Rassurez-vous, il ne sera pas question de savoir si l’on est pour le PSG, Lyon ou Saint Etienne. Mais le football peut nous aider à comprendre ce qu’est le baptême.

Quand un joueur entre sur le terrain, la première chose que l’on remarque, c’est son maillot. Le maillot dit immédiatement dans quelle équipe il joue. Les Français portent le bleu. Cette couleur est devenue celle de notre équipe nationale parce qu’elle est aussi la couleur de la Vierge Marie, la patronne de la France.
Aujourd’hui, ces trois enfants reçoivent eux aussi un maillot. Ce n’est pas un maillot bleu, mais un vêtement blanc, c’est un des rites du baptême. Ce vêtement n’est pas un simple souvenir. Il signifie qu’ils appartiennent désormais à l’équipe de Jésus-Christ. À partir d’aujourd’hui, ils portent ses couleurs. Ils deviennent membres de son Église.

Mais porter un maillot ne suffit pas. Combien de supporters possèdent le maillot de leur équipe sans jamais entrer sur le terrain ! Le baptême n’est pas une décoration que l’on accroche au mur. C’est le début d’un match, pas la fin.

Et un match, cela ne se joue jamais tout seul.
Nous l’avons encore vu récemment : une équipe peut avoir les meilleurs joueurs du monde, si chacun joue pour lui-même, elle finit par perdre. À l’inverse, une équipe moins brillante sur le papier peut l’emporter parce qu’elle joue ensemble, qu’elle fait les bonnes passes, qu’elle se soutient.
Il en va de même pour les chrétiens. Un chrétien seul est une contradiction. On ne suit pas Jésus tout seul dans son coin. L’Église est une équipe. Nous avançons ensemble. Nous prions ensemble. Nous nous relevons ensemble. Lorsque l’un tombe, les autres l’aident à se remettre debout.

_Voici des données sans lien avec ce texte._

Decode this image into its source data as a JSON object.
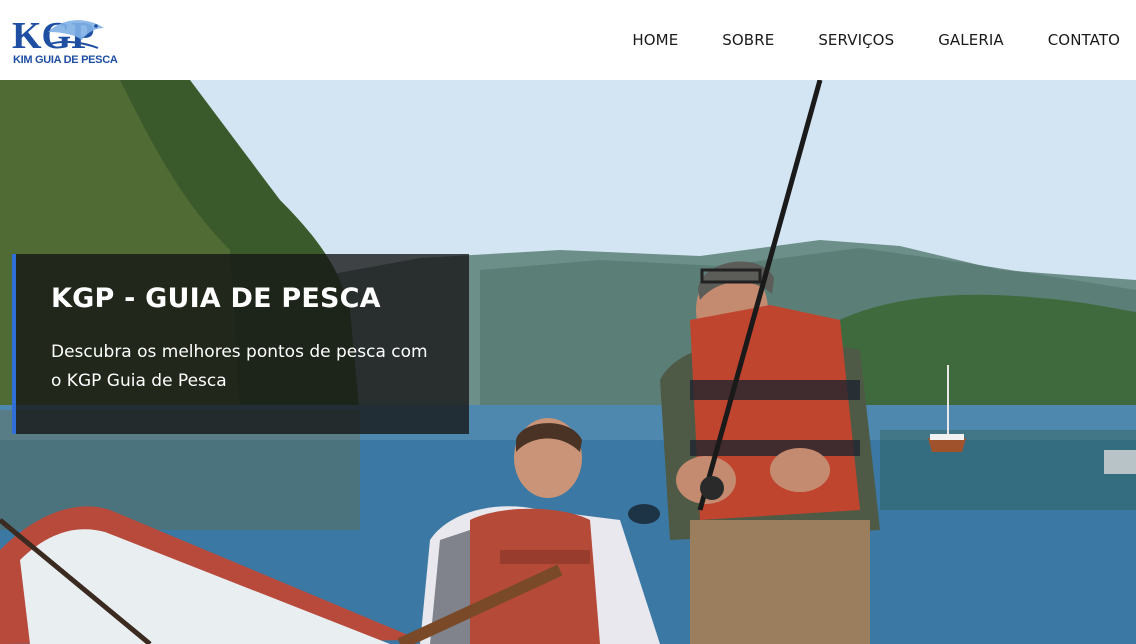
{
  "brand": {
    "logo_letters": "KGP",
    "logo_text": "KIM GUIA DE PESCA"
  },
  "nav": {
    "items": [
      {
        "label": "HOME"
      },
      {
        "label": "SOBRE"
      },
      {
        "label": "SERVIÇOS"
      },
      {
        "label": "GALERIA"
      },
      {
        "label": "CONTATO"
      }
    ]
  },
  "hero": {
    "title": "KGP - GUIA DE PESCA",
    "subtitle": "Descubra os melhores pontos de pesca com o KGP Guia de Pesca"
  },
  "colors": {
    "accent": "#2f6fd6",
    "logo_blue": "#1f4fa3",
    "caption_bg": "rgba(20,20,20,0.78)"
  }
}
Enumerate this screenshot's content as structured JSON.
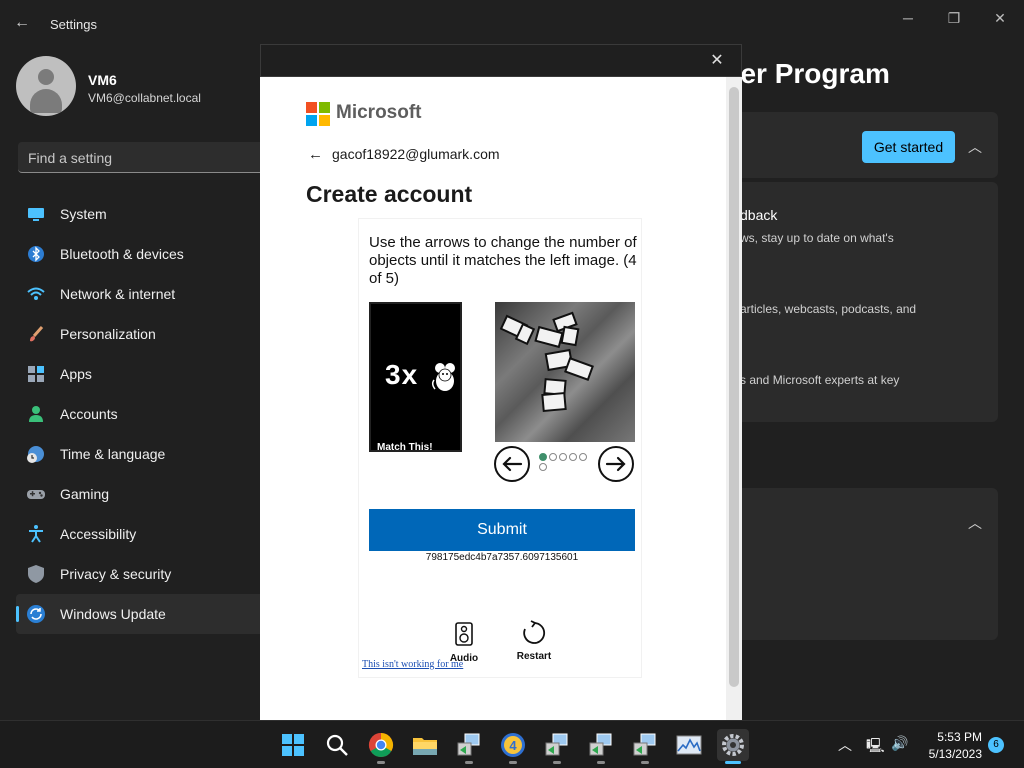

Dans un match, il faut aussi de bons crampons. Sans eux, au premier changement de direction, on glisse. Les crampons permettent de rester debout et de garder l’équilibre.
Pour ces enfants, les premiers crampons, ce seront leurs parents, leurs parrains et leurs marraines. C’est vous qui allez leur apprendre à tenir debout dans la foi, à se relever après leurs chutes, à s’accrocher lorsque la vie deviendra difficile. Vous ne pourrez pas jouer le match à leur place, mais vous pourrez leur donner un bon appui pour qu’ils avancent.

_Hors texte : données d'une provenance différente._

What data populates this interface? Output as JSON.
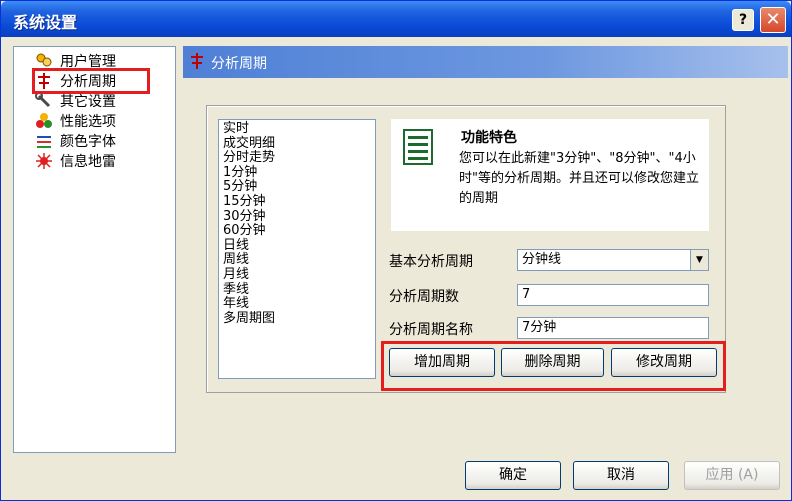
{
  "window": {
    "title": "系统设置",
    "help_label": "?",
    "close_label": "✕"
  },
  "tree": {
    "items": [
      {
        "label": "用户管理",
        "icon": "users-icon"
      },
      {
        "label": "分析周期",
        "icon": "period-icon"
      },
      {
        "label": "其它设置",
        "icon": "wrench-icon"
      },
      {
        "label": "性能选项",
        "icon": "performance-icon"
      },
      {
        "label": "颜色字体",
        "icon": "font-color-icon"
      },
      {
        "label": "信息地雷",
        "icon": "mine-icon"
      }
    ],
    "selected": "分析周期"
  },
  "header": {
    "title": "分析周期",
    "icon": "period-icon"
  },
  "period_list": [
    "实时",
    "成交明细",
    "分时走势",
    "1分钟",
    "5分钟",
    "15分钟",
    "30分钟",
    "60分钟",
    "日线",
    "周线",
    "月线",
    "季线",
    "年线",
    "多周期图"
  ],
  "feature": {
    "title": "功能特色",
    "description": "您可以在此新建\"3分钟\"、\"8分钟\"、\"4小时\"等的分析周期。并且还可以修改您建立的周期"
  },
  "form": {
    "base_period_label": "基本分析周期",
    "base_period_value": "分钟线",
    "period_count_label": "分析周期数",
    "period_count_value": "7",
    "period_name_label": "分析周期名称",
    "period_name_value": "7分钟"
  },
  "actions": {
    "add_label": "增加周期",
    "delete_label": "删除周期",
    "modify_label": "修改周期"
  },
  "footer": {
    "ok_label": "确定",
    "cancel_label": "取消",
    "apply_label": "应用 (A)"
  },
  "colors": {
    "title_bar": "#0a4bd6",
    "highlight": "#e41e1e",
    "header_strip": "#4f80d6"
  }
}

Et puis il y a les règles du jeu.
Dans le football, on ne gagne pas avec des coups tordus, des simulations, des tricheries ou des croche-pieds, sauf si vous êtes de l’équipe du Paraguay. Le beau jeu demande du respect, de la loyauté.
Dans la vie chrétienne aussi, il existe une règle fondamentale. Jésus la résume en deux commandements : aimer Dieu de tout son cœur et aimer son prochain comme soi-même. Celui qui joue selon ces règles joue déjà dans l’esprit du Christ.

Et l’arbitre ?
L’arbitre, c’est le Christ lui-même. Lui seul voit tout. Lui seul connaît le fond des cœurs. Il n’est pas là pour nous piéger, mais pour conduire chacun jusqu’à la victoire. Il donne des cartons jaunes mais jamais de carton rouge.

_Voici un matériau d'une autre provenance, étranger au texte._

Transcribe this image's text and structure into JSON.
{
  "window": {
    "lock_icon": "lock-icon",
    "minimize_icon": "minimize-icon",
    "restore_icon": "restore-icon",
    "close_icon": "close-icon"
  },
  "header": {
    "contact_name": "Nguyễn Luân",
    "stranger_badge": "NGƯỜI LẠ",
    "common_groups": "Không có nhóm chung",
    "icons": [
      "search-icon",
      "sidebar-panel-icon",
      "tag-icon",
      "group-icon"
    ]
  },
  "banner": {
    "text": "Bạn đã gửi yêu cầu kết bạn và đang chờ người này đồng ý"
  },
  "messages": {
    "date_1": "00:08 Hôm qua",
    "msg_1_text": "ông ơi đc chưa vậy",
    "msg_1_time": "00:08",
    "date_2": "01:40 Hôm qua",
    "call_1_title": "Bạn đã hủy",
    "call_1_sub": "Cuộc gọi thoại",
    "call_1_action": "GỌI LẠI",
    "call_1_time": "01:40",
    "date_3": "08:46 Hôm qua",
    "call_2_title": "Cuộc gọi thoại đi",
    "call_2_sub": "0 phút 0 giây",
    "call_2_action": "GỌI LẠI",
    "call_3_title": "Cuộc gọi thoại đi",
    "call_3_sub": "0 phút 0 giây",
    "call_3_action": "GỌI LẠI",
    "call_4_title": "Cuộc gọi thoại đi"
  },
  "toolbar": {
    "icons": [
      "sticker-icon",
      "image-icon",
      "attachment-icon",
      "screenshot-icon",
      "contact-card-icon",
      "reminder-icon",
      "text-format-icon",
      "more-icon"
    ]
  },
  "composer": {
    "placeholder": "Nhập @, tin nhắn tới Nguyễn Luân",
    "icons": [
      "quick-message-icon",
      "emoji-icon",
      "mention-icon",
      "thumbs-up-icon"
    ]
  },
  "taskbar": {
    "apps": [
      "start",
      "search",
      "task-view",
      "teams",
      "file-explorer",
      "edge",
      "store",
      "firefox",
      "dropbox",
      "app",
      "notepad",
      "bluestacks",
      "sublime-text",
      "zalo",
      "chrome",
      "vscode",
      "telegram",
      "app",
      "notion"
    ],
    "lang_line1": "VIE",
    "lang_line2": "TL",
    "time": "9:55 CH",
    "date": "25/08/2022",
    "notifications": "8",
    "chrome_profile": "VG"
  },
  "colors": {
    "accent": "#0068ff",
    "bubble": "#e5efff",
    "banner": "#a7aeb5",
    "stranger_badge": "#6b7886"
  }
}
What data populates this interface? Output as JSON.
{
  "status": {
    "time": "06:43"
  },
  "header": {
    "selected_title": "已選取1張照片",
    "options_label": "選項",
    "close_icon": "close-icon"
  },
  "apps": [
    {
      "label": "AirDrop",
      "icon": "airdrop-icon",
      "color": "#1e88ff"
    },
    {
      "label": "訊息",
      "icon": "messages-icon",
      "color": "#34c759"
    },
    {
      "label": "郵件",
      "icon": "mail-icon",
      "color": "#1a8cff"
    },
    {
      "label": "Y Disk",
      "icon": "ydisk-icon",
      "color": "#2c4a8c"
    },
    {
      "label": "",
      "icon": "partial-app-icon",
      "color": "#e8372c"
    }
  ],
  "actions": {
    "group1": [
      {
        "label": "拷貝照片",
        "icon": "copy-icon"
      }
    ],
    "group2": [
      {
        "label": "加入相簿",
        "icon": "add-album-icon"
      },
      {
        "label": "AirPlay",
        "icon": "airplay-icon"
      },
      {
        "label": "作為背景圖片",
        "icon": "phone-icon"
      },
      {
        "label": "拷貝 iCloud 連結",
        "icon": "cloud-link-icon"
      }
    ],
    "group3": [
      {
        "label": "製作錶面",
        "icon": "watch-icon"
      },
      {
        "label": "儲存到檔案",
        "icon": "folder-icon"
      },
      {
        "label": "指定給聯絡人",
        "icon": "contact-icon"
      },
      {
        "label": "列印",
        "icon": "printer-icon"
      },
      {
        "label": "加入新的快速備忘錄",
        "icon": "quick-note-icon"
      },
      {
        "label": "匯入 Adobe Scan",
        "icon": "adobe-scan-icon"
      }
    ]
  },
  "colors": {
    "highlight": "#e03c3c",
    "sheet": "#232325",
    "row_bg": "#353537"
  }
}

Alors, sommes-nous certains de gagner ?
Oui… et non.
Oui, parce que le Christ a déjà remporté la victoire sur le péché et sur la mort. Il nous ouvre le chemin de la vie éternelle.
Mais cette victoire, chacun doit encore l’accueillir librement. Le baptême n’est pas un billet automatique pour le ciel. Si le résultat était acquis quoi que nous fassions, où serait la beauté du match ? Dieu ne veut pas des spectateurs. Il veut des joueurs.
Toute notre vie sera ce grand match où il faudra apprendre à aimer, à pardonner, à servir, à persévérer. Il faudra parfois tomber, souvent se relever, toujours continuer. Comme l’Argentine, jusqu’à la fin du temps réglementaire, on peut renverser la table et gagner.
Et c’est là notre immense espérance : si nous jouons avec Jésus, si nous restons dans son équipe, si nous avons Messie avec nous, le vrai Messie, celui qui est ressuscité d’entre les morts, si nous ne quittons pas le terrain de l’Église, si nous suivons les règles du jeu, alors nous avons toutes les chances d’être vainqueurs. Et au vainqueur je donnerai la couronne de vie, dit l’écriture, c’est à dire la vie éternelle.

Alors, chers parents, faites en sorte que ce vêtement blanc ne reste pas rangé dans une boîte à souvenirs. Qu’il rappelle chaque jour à vos enfants qu’ils portent désormais le maillot du Christ. C’est à vous de leur montrer l’exemple d’une vie, puisque vous aussi vous porter son maillot.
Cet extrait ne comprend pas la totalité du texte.